Classic Thai spicy dish has a spectacular taste even with regular basil instead of Thai or holy basil.
The sauce actually acts like a glaze as the chicken mixture cooks over high heat.
The recipe works best if you chop or grind your own chicken & have all ingredients prepped before you
start cooking.
Ingredients
1/3 cup chicken broth
2 teaspoons fish sauce
1 tablespoon oyster sauce
1 tablespoon soy sauce, or as needed
1 teaspoon white sugar
1 teaspoon brown sugar
2 tablespoons vegetable oil
1 pound skinless, boneless chicken thighs, coarsely chopped
4 cloves garlic, minced
2 tablespoons minced Thai chilies, Serrano, or other hot pepper
1/4 cup sliced shallots
1 cup very thinly sliced fresh basil leaves
2 cups hot cooked rice
Directions
Prep: 20m Cook: 15m Ready in:30m
1. Whisk chicken broth, oyster sauce, soy sauce, fish sauce, white sugar, and brown sugar
together in a bowl until well blended..
2. Heat large skillet over high heat. Drizzle in oil. Add chicken and stir-fry until it loses its raw
color, 3 to 4 minutes. Stir in shallots, garlic, and sliced chilies. Continue cooking on high heat until some of the juices start to caramelize in the bottom of the pan, about 3 or 4 more minutes. Add a
tablespoon of the sauce mixture to the skillet; cook and stir until sauce begins to caramelize about 2
minute.
3. Pour in the rest of the sauce. Cook and stir until sauce have deglazed the bottom of the pan.

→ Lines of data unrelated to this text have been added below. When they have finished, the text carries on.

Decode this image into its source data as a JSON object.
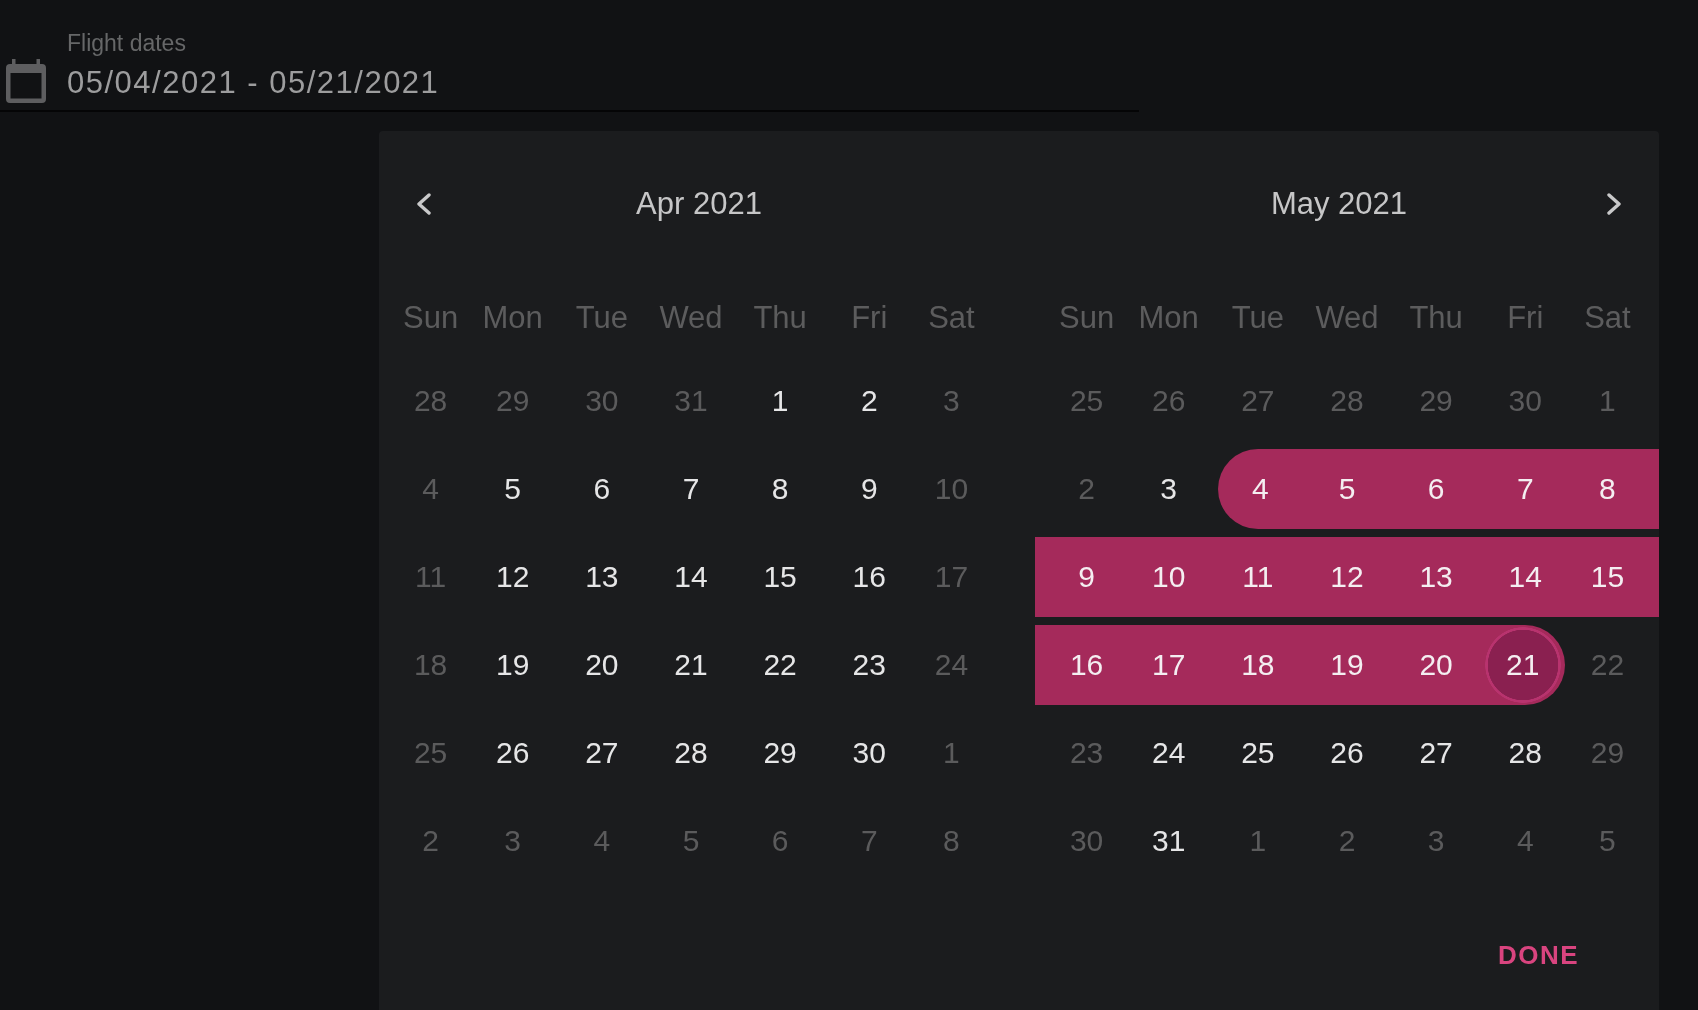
{
  "field": {
    "label": "Flight dates",
    "value": "05/04/2021 - 05/21/2021"
  },
  "picker": {
    "months": [
      {
        "title": "Apr 2021",
        "weekdays": [
          "Sun",
          "Mon",
          "Tue",
          "Wed",
          "Thu",
          "Fri",
          "Sat"
        ],
        "weeks": [
          [
            {
              "label": "28",
              "disabled": true,
              "selected": false,
              "focused": false
            },
            {
              "label": "29",
              "disabled": true,
              "selected": false,
              "focused": false
            },
            {
              "label": "30",
              "disabled": true,
              "selected": false,
              "focused": false
            },
            {
              "label": "31",
              "disabled": true,
              "selected": false,
              "focused": false
            },
            {
              "label": "1",
              "disabled": false,
              "selected": false,
              "focused": false
            },
            {
              "label": "2",
              "disabled": false,
              "selected": false,
              "focused": false
            },
            {
              "label": "3",
              "disabled": true,
              "selected": false,
              "focused": false
            }
          ],
          [
            {
              "label": "4",
              "disabled": true,
              "selected": false,
              "focused": false
            },
            {
              "label": "5",
              "disabled": false,
              "selected": false,
              "focused": false
            },
            {
              "label": "6",
              "disabled": false,
              "selected": false,
              "focused": false
            },
            {
              "label": "7",
              "disabled": false,
              "selected": false,
              "focused": false
            },
            {
              "label": "8",
              "disabled": false,
              "selected": false,
              "focused": false
            },
            {
              "label": "9",
              "disabled": false,
              "selected": false,
              "focused": false
            },
            {
              "label": "10",
              "disabled": true,
              "selected": false,
              "focused": false
            }
          ],
          [
            {
              "label": "11",
              "disabled": true,
              "selected": false,
              "focused": false
            },
            {
              "label": "12",
              "disabled": false,
              "selected": false,
              "focused": false
            },
            {
              "label": "13",
              "disabled": false,
              "selected": false,
              "focused": false
            },
            {
              "label": "14",
              "disabled": false,
              "selected": false,
              "focused": false
            },
            {
              "label": "15",
              "disabled": false,
              "selected": false,
              "focused": false
            },
            {
              "label": "16",
              "disabled": false,
              "selected": false,
              "focused": false
            },
            {
              "label": "17",
              "disabled": true,
              "selected": false,
              "focused": false
            }
          ],
          [
            {
              "label": "18",
              "disabled": true,
              "selected": false,
              "focused": false
            },
            {
              "label": "19",
              "disabled": false,
              "selected": false,
              "focused": false
            },
            {
              "label": "20",
              "disabled": false,
              "selected": false,
              "focused": false
            },
            {
              "label": "21",
              "disabled": false,
              "selected": false,
              "focused": false
            },
            {
              "label": "22",
              "disabled": false,
              "selected": false,
              "focused": false
            },
            {
              "label": "23",
              "disabled": false,
              "selected": false,
              "focused": false
            },
            {
              "label": "24",
              "disabled": true,
              "selected": false,
              "focused": false
            }
          ],
          [
            {
              "label": "25",
              "disabled": true,
              "selected": false,
              "focused": false
            },
            {
              "label": "26",
              "disabled": false,
              "selected": false,
              "focused": false
            },
            {
              "label": "27",
              "disabled": false,
              "selected": false,
              "focused": false
            },
            {
              "label": "28",
              "disabled": false,
              "selected": false,
              "focused": false
            },
            {
              "label": "29",
              "disabled": false,
              "selected": false,
              "focused": false
            },
            {
              "label": "30",
              "disabled": false,
              "selected": false,
              "focused": false
            },
            {
              "label": "1",
              "disabled": true,
              "selected": false,
              "focused": false
            }
          ],
          [
            {
              "label": "2",
              "disabled": true,
              "selected": false,
              "focused": false
            },
            {
              "label": "3",
              "disabled": true,
              "selected": false,
              "focused": false
            },
            {
              "label": "4",
              "disabled": true,
              "selected": false,
              "focused": false
            },
            {
              "label": "5",
              "disabled": true,
              "selected": false,
              "focused": false
            },
            {
              "label": "6",
              "disabled": true,
              "selected": false,
              "focused": false
            },
            {
              "label": "7",
              "disabled": true,
              "selected": false,
              "focused": false
            },
            {
              "label": "8",
              "disabled": true,
              "selected": false,
              "focused": false
            }
          ]
        ]
      },
      {
        "title": "May 2021",
        "weekdays": [
          "Sun",
          "Mon",
          "Tue",
          "Wed",
          "Thu",
          "Fri",
          "Sat"
        ],
        "weeks": [
          [
            {
              "label": "25",
              "disabled": true,
              "selected": false,
              "focused": false
            },
            {
              "label": "26",
              "disabled": true,
              "selected": false,
              "focused": false
            },
            {
              "label": "27",
              "disabled": true,
              "selected": false,
              "focused": false
            },
            {
              "label": "28",
              "disabled": true,
              "selected": false,
              "focused": false
            },
            {
              "label": "29",
              "disabled": true,
              "selected": false,
              "focused": false
            },
            {
              "label": "30",
              "disabled": true,
              "selected": false,
              "focused": false
            },
            {
              "label": "1",
              "disabled": true,
              "selected": false,
              "focused": false
            }
          ],
          [
            {
              "label": "2",
              "disabled": true,
              "selected": false,
              "focused": false
            },
            {
              "label": "3",
              "disabled": false,
              "selected": false,
              "focused": false
            },
            {
              "label": "4",
              "disabled": false,
              "selected": true,
              "focused": false
            },
            {
              "label": "5",
              "disabled": false,
              "selected": true,
              "focused": false
            },
            {
              "label": "6",
              "disabled": false,
              "selected": true,
              "focused": false
            },
            {
              "label": "7",
              "disabled": false,
              "selected": true,
              "focused": false
            },
            {
              "label": "8",
              "disabled": false,
              "selected": true,
              "focused": false
            }
          ],
          [
            {
              "label": "9",
              "disabled": false,
              "selected": true,
              "focused": false
            },
            {
              "label": "10",
              "disabled": false,
              "selected": true,
              "focused": false
            },
            {
              "label": "11",
              "disabled": false,
              "selected": true,
              "focused": false
            },
            {
              "label": "12",
              "disabled": false,
              "selected": true,
              "focused": false
            },
            {
              "label": "13",
              "disabled": false,
              "selected": true,
              "focused": false
            },
            {
              "label": "14",
              "disabled": false,
              "selected": true,
              "focused": false
            },
            {
              "label": "15",
              "disabled": false,
              "selected": true,
              "focused": false
            }
          ],
          [
            {
              "label": "16",
              "disabled": false,
              "selected": true,
              "focused": false
            },
            {
              "label": "17",
              "disabled": false,
              "selected": true,
              "focused": false
            },
            {
              "label": "18",
              "disabled": false,
              "selected": true,
              "focused": false
            },
            {
              "label": "19",
              "disabled": false,
              "selected": true,
              "focused": false
            },
            {
              "label": "20",
              "disabled": false,
              "selected": true,
              "focused": false
            },
            {
              "label": "21",
              "disabled": false,
              "selected": true,
              "focused": true
            },
            {
              "label": "22",
              "disabled": true,
              "selected": false,
              "focused": false
            }
          ],
          [
            {
              "label": "23",
              "disabled": true,
              "selected": false,
              "focused": false
            },
            {
              "label": "24",
              "disabled": false,
              "selected": false,
              "focused": false
            },
            {
              "label": "25",
              "disabled": false,
              "selected": false,
              "focused": false
            },
            {
              "label": "26",
              "disabled": false,
              "selected": false,
              "focused": false
            },
            {
              "label": "27",
              "disabled": false,
              "selected": false,
              "focused": false
            },
            {
              "label": "28",
              "disabled": false,
              "selected": false,
              "focused": false
            },
            {
              "label": "29",
              "disabled": true,
              "selected": false,
              "focused": false
            }
          ],
          [
            {
              "label": "30",
              "disabled": true,
              "selected": false,
              "focused": false
            },
            {
              "label": "31",
              "disabled": false,
              "selected": false,
              "focused": false
            },
            {
              "label": "1",
              "disabled": true,
              "selected": false,
              "focused": false
            },
            {
              "label": "2",
              "disabled": true,
              "selected": false,
              "focused": false
            },
            {
              "label": "3",
              "disabled": true,
              "selected": false,
              "focused": false
            },
            {
              "label": "4",
              "disabled": true,
              "selected": false,
              "focused": false
            },
            {
              "label": "5",
              "disabled": true,
              "selected": false,
              "focused": false
            }
          ]
        ]
      }
    ],
    "done_button": "DONE"
  }
}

Continue to cook until sauce glazes onto the meat, 2 or 3 more minutes. Remove from heat.
4. Stir in basil. Cook and stir until basil is wilted, about 20 seconds. Serve with rice.
· Makes 2 large or 4 small portions.
· To slice basil leaves, stack about 5 of them and roll tightly like a cigar. Then slice into thin
ribbons. Make a couple of cuts in the opposite direction for smaller pieces that cook faster.